Igor de Maack, fund manager, DNCA Invest Convertibles, DNCA
Greece has finally capitulated and obtained an agreement very similar to the one offered prior to the referendum. In six months, Alexis Tsipras will have achieved only one thing: giving the illusion that his people had bargaining power whereas they actually had very little other than a weak economic recovery and a good primary budget balance before his election.
Since he came to power, Greeks have been withdrawing their money from banks and they have not been proven wrong since the banks have now closed and capital controls will shortly be introduced. In short, this agreement which has yet to be validated by various parliaments (although agreed in Greece) does not necessarily avoid the Grexit since political stability in Greece is far from assured (forthcoming strikes, a fragmented majority, new elections?).
Alexis Tsipras has failed since the new measures imposed by Europe mean being placed under constant supervision. For the financial markets, the prospect of a disorganized summer Grexit has been postponed indefinitely.

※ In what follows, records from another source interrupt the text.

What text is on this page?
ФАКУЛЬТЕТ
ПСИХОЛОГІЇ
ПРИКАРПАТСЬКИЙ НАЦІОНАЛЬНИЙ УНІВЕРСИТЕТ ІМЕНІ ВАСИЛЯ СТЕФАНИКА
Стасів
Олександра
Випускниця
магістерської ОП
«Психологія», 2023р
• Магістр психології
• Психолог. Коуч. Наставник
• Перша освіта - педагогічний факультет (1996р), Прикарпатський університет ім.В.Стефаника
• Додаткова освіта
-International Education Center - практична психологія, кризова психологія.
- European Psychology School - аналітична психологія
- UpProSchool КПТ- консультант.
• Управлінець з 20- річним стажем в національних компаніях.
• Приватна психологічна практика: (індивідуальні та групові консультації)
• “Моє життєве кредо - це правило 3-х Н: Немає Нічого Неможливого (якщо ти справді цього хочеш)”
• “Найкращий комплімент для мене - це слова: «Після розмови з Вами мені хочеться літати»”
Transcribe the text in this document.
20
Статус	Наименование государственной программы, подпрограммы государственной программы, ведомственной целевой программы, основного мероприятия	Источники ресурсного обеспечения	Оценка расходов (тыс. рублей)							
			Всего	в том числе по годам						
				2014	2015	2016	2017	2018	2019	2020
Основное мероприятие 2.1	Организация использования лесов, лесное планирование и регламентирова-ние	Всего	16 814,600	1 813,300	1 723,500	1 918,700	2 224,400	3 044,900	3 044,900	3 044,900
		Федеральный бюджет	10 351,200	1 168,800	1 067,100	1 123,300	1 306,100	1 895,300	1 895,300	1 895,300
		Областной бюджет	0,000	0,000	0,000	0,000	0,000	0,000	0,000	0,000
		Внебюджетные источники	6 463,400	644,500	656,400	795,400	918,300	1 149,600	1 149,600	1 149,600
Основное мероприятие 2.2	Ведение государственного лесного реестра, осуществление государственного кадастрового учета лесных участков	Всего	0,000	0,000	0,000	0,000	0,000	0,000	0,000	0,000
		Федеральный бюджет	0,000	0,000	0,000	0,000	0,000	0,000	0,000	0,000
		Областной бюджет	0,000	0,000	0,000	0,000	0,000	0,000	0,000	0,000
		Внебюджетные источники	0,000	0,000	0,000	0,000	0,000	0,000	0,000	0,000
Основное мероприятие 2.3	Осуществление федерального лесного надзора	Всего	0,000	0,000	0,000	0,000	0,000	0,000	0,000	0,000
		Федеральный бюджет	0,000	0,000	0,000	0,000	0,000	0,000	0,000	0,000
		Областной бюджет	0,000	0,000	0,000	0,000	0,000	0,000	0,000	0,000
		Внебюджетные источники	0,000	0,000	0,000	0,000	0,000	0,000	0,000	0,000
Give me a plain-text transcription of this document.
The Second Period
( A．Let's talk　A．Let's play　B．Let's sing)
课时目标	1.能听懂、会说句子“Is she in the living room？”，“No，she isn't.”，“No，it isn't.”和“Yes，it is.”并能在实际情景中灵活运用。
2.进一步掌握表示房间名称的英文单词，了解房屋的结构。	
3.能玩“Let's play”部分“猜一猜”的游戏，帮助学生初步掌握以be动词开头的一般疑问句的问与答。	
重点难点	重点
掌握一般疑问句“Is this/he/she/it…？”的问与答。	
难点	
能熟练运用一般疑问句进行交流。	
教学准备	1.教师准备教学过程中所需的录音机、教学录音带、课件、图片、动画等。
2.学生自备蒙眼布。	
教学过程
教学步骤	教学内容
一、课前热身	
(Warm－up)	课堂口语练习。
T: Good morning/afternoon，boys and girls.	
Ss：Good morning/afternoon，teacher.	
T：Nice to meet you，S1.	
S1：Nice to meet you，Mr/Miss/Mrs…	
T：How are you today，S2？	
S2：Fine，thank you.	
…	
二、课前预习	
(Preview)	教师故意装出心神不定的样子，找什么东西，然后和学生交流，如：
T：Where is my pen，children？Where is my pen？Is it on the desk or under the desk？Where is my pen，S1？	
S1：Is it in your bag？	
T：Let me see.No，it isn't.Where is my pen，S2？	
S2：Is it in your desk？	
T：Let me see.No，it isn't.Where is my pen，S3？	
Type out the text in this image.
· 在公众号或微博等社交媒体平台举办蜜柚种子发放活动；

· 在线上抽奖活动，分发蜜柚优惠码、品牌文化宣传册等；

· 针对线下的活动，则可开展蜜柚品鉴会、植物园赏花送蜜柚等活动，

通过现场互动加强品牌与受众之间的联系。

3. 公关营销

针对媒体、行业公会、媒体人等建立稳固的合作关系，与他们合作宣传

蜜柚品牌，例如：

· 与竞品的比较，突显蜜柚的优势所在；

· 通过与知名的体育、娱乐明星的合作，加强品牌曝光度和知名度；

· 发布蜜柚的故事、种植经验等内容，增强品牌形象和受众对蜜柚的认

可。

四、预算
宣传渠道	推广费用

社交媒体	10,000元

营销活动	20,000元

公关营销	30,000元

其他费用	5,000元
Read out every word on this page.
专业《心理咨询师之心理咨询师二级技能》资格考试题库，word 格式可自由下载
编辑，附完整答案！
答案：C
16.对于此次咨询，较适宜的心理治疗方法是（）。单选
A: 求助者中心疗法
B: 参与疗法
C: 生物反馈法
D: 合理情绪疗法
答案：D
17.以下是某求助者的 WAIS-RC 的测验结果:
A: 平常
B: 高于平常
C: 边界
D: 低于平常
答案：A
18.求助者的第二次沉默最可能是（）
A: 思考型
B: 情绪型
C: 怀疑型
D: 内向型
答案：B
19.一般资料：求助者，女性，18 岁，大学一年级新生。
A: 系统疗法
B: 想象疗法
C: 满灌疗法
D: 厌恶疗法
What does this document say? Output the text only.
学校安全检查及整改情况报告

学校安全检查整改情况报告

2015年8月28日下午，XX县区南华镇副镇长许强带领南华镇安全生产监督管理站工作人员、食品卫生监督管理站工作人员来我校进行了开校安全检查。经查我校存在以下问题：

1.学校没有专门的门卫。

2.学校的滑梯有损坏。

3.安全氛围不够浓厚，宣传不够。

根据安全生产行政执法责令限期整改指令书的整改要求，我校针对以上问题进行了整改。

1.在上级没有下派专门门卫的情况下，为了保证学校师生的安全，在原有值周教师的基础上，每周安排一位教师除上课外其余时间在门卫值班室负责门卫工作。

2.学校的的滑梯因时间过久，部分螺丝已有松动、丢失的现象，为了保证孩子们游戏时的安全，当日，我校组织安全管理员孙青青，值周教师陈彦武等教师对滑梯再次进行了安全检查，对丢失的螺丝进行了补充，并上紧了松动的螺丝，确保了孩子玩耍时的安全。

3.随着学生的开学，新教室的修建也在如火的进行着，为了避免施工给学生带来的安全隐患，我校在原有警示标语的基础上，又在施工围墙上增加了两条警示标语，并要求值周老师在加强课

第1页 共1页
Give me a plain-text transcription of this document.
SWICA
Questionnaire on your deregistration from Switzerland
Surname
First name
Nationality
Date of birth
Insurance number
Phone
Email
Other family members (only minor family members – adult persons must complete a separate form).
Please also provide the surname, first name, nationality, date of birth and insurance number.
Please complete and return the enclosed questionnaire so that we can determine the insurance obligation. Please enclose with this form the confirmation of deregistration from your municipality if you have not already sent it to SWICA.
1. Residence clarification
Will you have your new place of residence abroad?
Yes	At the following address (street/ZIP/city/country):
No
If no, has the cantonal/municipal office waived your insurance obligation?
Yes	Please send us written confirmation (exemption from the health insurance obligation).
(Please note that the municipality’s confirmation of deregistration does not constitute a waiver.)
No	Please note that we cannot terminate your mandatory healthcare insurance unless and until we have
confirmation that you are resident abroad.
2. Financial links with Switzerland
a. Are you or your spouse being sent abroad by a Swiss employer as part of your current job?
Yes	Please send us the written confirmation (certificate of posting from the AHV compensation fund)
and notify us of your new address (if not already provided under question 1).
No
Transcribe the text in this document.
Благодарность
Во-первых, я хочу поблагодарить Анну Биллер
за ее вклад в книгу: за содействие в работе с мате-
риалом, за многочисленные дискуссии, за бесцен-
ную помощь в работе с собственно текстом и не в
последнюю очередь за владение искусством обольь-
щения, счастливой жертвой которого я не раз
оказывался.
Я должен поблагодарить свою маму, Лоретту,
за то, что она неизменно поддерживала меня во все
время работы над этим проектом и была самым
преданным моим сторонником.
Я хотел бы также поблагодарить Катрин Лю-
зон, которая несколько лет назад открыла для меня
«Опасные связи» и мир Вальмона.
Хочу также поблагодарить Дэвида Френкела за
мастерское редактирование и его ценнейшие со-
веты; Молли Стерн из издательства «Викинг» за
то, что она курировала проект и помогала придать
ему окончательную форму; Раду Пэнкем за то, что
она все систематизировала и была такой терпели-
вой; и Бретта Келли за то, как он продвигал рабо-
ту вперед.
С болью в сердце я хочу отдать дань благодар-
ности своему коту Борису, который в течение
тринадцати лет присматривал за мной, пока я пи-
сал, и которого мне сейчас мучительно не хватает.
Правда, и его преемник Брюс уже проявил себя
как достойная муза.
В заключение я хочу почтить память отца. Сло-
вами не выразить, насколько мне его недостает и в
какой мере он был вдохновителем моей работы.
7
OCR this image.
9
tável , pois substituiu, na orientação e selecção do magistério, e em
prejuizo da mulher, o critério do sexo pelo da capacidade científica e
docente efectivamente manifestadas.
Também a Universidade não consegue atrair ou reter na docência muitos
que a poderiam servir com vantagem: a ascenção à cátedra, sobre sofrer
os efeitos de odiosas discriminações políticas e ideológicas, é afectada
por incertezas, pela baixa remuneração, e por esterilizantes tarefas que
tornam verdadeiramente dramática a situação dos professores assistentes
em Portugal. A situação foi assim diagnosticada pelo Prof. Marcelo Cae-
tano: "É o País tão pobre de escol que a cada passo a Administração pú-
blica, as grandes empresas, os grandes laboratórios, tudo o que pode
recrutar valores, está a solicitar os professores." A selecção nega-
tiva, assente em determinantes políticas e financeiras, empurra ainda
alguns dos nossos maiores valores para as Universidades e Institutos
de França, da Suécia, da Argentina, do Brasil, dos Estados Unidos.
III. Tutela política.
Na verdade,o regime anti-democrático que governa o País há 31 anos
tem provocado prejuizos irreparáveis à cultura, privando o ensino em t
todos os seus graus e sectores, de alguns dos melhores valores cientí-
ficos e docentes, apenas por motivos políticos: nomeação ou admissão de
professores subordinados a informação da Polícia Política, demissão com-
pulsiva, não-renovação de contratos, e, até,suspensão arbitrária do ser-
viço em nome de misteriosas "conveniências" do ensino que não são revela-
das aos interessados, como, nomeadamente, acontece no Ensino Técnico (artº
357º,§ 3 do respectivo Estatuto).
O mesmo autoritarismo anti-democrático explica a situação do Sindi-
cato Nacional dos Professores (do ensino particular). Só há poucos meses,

They have already welcomed this agreement and will quickly focus more on micro-economic topics (publication of the firms’ results) or more bond related topics (the forthcoming increase in US rates). This third aid plan may be the last. The terms are so constraining that one could even wonder whether it was drawn up with Greece’s future exist from the euro zone in mind.
If Alexis Tsipras has failed, Europe and countries such as France should not necessarily start singing the sweet melody of triumph. This agreement, no more historical than previous ones, has shown the glaring internal divide on the subject of the economic path to follow.